Son tiempos líquidos para todo, menos para su sartén. Con ella en la mano es tremendamente regular. Las tortillas siempre le salen igual de gordas y regadas. O como se llame a ese huevo aún concupiscente. Y con cebolla. Una tortilla sin cebolla es como un guardameta con coleta: una ruina. Como la puerta de un frigorífico sin su limón con clavos, como un taxista sin su respaldo de bolas, como un equipo de pachangas sin su miope. No es que me guste el sabor a cebolla, es que quiero que conforme me vaya acercando el tenedor a la boca me empiecen a escocer los ojos y que sean irrefrenables dos lagrimones precipitándose por mis mejillas antes, siquiera, de probar bocado. Así me las prepara mi padre cuando vuelvo de visita. Me la deja en la encimera, plato contra plato.

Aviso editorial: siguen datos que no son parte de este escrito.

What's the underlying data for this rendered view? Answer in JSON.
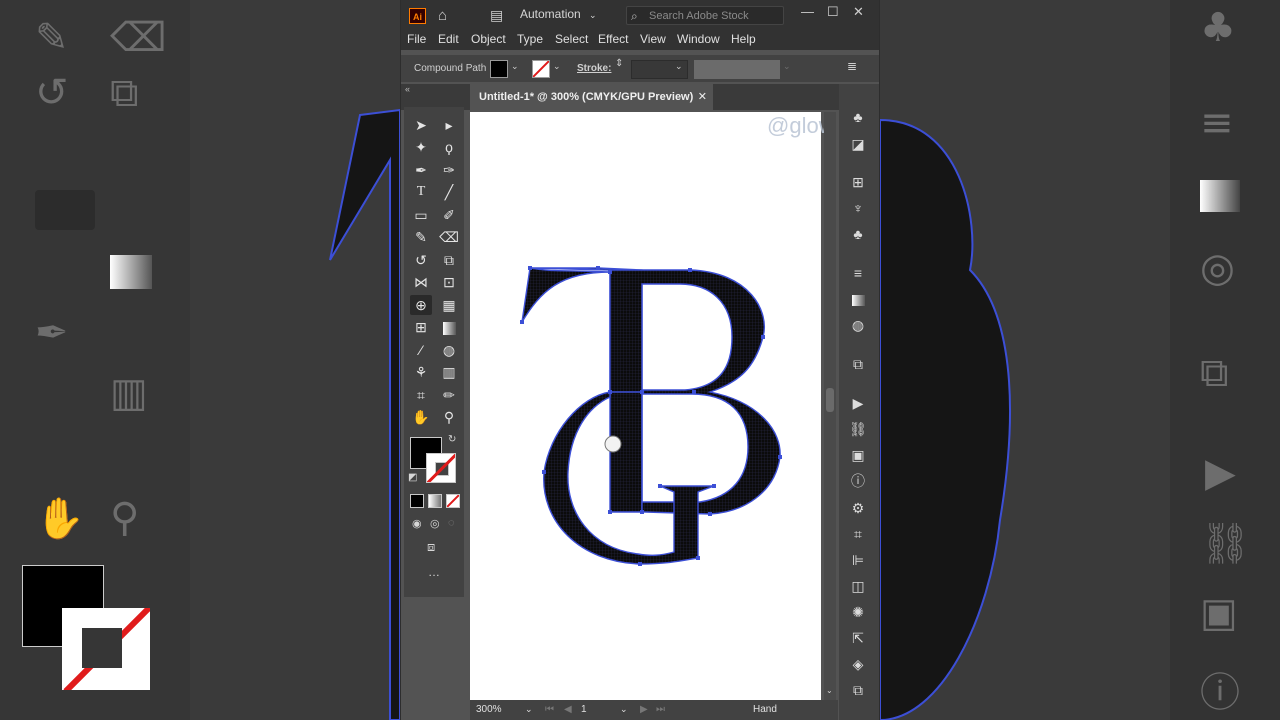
{
  "window": {
    "logo": "Ai",
    "workspace": "Automation",
    "search_placeholder": "Search Adobe Stock",
    "controls": {
      "minimize": "—",
      "restore": "☐",
      "close": "✕"
    }
  },
  "menu": [
    "File",
    "Edit",
    "Object",
    "Type",
    "Select",
    "Effect",
    "View",
    "Window",
    "Help"
  ],
  "control_bar": {
    "selection_type": "Compound Path",
    "stroke_label": "Stroke:"
  },
  "document_tab": {
    "title": "Untitled-1* @ 300% (CMYK/GPU Preview)",
    "close": "✕"
  },
  "watermark": "@glow",
  "status_bar": {
    "zoom": "300%",
    "artboard_number": "1",
    "current_tool": "Hand"
  },
  "colors": {
    "fill": "#000000",
    "stroke": "none",
    "path_highlight": "#3c4fd6",
    "ui_dark": "#323232",
    "ui_mid": "#424242",
    "ui_canvas": "#535353"
  },
  "tools_icons": [
    "selection-arrow-icon",
    "direct-selection-icon",
    "magic-wand-icon",
    "lasso-icon",
    "pen-icon",
    "curvature-icon",
    "type-icon",
    "line-icon",
    "rectangle-icon",
    "paintbrush-icon",
    "shaper-icon",
    "eraser-icon",
    "rotate-icon",
    "scale-icon",
    "width-icon",
    "free-transform-icon",
    "shape-builder-icon",
    "perspective-grid-icon",
    "mesh-icon",
    "gradient-icon",
    "eyedropper-icon",
    "blend-icon",
    "symbol-sprayer-icon",
    "graph-icon",
    "artboard-icon",
    "slice-icon",
    "hand-icon",
    "zoom-icon"
  ],
  "more_tools": "…"
}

Y siempre pienso en mis borracheras pasadas, cuando aún vivía allí, en Miralbaida, frente al parque, donde el 8. Recuerdo llegar a casa y ver ese ovni ahí en la cocina, dispuesto a abducirme, antes de caer rendido en la cama. Hace tiempo que no nos vemos. Por eso quizá estas palabras. Porque ayer hablamos por teléfono y entre los qué tal y las cuatro cosas, se escapaba un abrazo transparente. «Te noto cansado», me dijo. «Lo estoy», confesé. «Ya no corres», me dijo. «No puedo con mi alma», le confesé. «A ver si nos vemos pronto», me dijo. «Lo necesito», le confesé.

Es un arrechucho, pienso. Esta diminuta tristeza en el día a día. Los achaques livianos. El dolorcito aquí. La penita allá. Ese vaivén en la rutina. Levantarse de la cama. Sentir el frío de la mañana. Trabajo. Casa. Trabajo. Casa. Poca luz. Esta pandemia que no para, como un boxeador que jabea y jabea y no se cansa. No es miedo a perder, es miedo a no ganar lo que soñabas. El primer mundo, como dios, aprieta pero no ahoga. Encuentro consuelo en sus palabras. Compro vino. Llego a casa y abrazo a mis hijos. Parece un anuncio. ¿Sólo yo siento esta extrañeza? ¿Sólo yo me siento como un mal actor en una mala película de sobremesa? Siento el dolor de personas a las que no conocí. Toda casa de chocolate esconde una bruja. «Hay un tifón para cada isla exótica», canta el Luque.

En la vida, como en el fútbol, a veces nos quedamos en fuera de juego. El carrerón hacia el área ha sido para nada. Volvemos hacia atrás con la cabeza gacha. Siempre hay un compañero que nos palmea en el hombro. «A la siguiente», dice. «Vamos», insiste, mientras da palmas de ánimo. Ahí veo siempre a mi padre, recogiendo mis sombras del suelo. Como un líbero de otra época. No es mi amigo, ni mi confidente. Solo mi padre. Compartimos apellido, escudo y color de camiseta. «A la siguiente», me grita desde el centro del campo. Tú, papá, siempre serás al primero que busque para abrazarme cuando marque.